CCFC++: Enhancing Federated Clustering through Feature Decorrelation
- URL: http://arxiv.org/abs/2402.12852v1
- Date: Tue, 20 Feb 2024 09:31:03 GMT
- Title: CCFC++: Enhancing Federated Clustering through Feature Decorrelation
- Authors: Jie Yan, Jing Liu, Yi-Zi Ning and Zhong-Yuan Zhang
- Abstract summary: In federated clustering, multiple data-holding clients collaboratively group data without exchanging raw data.
CCFC suffers from heterogeneous data across clients, leading to poor and unrobust performance.
To address this, we introduce a decorrelation regularizer to CCFC.
- Score: 8.822947930471429
- License: http://arxiv.org/licenses/nonexclusive-distrib/1.0/
- Abstract: In federated clustering, multiple data-holding clients collaboratively group
data without exchanging raw data. This field has seen notable advancements
through its marriage with contrastive learning, exemplified by
Cluster-Contrastive Federated Clustering (CCFC). However, CCFC suffers from
heterogeneous data across clients, leading to poor and unrobust performance.

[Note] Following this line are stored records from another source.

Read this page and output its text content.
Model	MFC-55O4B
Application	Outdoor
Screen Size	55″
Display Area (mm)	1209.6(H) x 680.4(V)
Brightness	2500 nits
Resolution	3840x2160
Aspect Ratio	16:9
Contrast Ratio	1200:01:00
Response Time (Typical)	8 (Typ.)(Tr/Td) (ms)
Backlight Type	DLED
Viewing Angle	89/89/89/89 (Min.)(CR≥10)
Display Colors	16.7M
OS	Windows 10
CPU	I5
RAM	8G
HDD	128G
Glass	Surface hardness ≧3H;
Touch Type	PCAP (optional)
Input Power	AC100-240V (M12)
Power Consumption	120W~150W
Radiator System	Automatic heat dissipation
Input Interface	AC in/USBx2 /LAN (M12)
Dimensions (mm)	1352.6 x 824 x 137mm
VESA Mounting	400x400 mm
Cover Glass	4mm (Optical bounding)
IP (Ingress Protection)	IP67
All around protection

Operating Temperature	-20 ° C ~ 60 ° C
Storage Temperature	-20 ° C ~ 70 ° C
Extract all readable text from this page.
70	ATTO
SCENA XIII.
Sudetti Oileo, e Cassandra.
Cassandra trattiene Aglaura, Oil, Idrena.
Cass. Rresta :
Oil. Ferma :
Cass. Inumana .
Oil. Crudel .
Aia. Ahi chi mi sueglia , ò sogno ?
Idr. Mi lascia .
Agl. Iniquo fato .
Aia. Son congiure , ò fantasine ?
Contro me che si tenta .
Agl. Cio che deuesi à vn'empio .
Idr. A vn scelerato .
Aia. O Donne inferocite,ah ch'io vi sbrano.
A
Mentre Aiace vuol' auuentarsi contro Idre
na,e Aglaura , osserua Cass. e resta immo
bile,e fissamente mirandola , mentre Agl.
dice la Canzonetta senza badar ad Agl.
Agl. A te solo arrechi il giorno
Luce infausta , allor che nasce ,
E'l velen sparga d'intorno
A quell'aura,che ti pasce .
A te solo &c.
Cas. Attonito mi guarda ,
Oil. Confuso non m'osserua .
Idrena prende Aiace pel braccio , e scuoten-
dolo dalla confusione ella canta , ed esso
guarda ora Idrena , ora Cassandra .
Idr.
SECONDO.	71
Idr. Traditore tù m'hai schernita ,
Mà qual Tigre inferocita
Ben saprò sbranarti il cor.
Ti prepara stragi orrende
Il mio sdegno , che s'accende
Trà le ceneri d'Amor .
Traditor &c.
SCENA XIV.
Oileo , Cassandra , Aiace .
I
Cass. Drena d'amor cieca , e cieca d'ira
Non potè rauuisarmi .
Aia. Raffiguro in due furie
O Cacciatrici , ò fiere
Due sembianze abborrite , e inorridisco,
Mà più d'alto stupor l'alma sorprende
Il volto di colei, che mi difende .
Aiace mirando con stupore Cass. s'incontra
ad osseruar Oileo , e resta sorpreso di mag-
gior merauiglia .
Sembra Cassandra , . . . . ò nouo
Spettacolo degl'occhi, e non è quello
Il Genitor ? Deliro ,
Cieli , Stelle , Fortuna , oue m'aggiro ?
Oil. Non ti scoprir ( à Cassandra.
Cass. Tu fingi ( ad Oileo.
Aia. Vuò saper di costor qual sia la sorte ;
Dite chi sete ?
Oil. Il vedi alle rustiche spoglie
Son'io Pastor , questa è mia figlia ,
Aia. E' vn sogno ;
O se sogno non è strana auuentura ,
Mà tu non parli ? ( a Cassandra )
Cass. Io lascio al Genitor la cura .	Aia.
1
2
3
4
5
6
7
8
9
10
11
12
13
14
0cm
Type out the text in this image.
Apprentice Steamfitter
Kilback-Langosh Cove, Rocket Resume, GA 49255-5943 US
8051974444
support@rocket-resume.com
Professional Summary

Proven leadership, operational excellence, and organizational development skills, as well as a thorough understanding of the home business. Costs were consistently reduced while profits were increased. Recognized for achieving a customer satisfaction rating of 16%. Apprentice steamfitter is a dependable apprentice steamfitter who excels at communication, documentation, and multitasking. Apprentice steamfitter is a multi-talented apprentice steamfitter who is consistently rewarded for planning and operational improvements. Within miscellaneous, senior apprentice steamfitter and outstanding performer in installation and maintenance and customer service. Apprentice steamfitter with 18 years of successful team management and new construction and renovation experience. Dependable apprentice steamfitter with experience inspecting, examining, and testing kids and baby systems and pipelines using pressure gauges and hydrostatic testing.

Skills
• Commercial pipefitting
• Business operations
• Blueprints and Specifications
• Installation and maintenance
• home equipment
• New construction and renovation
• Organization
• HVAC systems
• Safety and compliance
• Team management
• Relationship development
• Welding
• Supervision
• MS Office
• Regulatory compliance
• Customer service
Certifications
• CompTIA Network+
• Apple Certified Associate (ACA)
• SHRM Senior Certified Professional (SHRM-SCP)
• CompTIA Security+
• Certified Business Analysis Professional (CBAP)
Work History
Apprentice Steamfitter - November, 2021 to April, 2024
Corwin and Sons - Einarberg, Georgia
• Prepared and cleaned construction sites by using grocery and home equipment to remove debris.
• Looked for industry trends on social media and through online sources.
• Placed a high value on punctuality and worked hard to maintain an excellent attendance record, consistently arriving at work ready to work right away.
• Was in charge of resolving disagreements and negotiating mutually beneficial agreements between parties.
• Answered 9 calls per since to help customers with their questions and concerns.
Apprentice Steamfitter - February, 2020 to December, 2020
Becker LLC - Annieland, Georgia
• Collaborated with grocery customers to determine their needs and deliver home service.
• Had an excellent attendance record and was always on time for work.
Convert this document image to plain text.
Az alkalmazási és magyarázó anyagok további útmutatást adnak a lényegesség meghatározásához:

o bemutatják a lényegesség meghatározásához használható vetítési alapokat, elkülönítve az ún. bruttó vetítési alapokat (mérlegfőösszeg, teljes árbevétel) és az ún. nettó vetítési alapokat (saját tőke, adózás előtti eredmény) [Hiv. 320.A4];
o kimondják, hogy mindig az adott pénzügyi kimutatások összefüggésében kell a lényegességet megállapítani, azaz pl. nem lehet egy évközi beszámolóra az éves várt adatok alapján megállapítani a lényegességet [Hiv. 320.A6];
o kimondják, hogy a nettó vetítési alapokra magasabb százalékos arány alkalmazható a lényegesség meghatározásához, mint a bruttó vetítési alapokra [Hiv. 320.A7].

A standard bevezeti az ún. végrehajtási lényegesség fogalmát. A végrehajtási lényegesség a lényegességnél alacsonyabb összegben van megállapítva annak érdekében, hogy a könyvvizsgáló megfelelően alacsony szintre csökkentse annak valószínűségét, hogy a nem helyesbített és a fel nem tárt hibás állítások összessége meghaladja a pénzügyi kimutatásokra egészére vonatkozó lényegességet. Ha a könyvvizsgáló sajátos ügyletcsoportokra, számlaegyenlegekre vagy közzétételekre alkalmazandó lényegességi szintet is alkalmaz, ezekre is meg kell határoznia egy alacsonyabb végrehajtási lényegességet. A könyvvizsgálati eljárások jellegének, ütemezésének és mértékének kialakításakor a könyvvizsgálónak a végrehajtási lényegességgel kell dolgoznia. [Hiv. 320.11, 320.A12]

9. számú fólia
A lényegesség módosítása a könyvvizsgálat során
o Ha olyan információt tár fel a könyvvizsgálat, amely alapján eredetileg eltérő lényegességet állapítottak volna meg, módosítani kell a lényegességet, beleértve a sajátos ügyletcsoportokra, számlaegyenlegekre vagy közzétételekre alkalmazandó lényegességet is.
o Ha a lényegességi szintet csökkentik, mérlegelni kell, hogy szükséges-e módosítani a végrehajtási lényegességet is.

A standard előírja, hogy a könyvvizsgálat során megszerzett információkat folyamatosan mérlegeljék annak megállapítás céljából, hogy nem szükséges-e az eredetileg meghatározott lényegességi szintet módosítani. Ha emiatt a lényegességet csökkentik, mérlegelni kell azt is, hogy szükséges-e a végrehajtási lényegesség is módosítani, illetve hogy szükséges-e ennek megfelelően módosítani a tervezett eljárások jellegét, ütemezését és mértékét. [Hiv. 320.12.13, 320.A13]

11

Our study conducts both empirical and theoretical analyses to understand the
impact of heterogeneous data on CCFC. Findings indicate that increased data
heterogeneity exacerbates dimensional collapse in CCFC, evidenced by increased
correlations across multiple dimensions of the learned representations. To
address this, we introduce a decorrelation regularizer to CCFC. Benefiting from
the regularizer, the improved method effectively mitigates the detrimental
effects of data heterogeneity, and achieves superior performance, as evidenced
by a marked increase in NMI scores, with the gain reaching as high as 0.32 in
the most pronounced case.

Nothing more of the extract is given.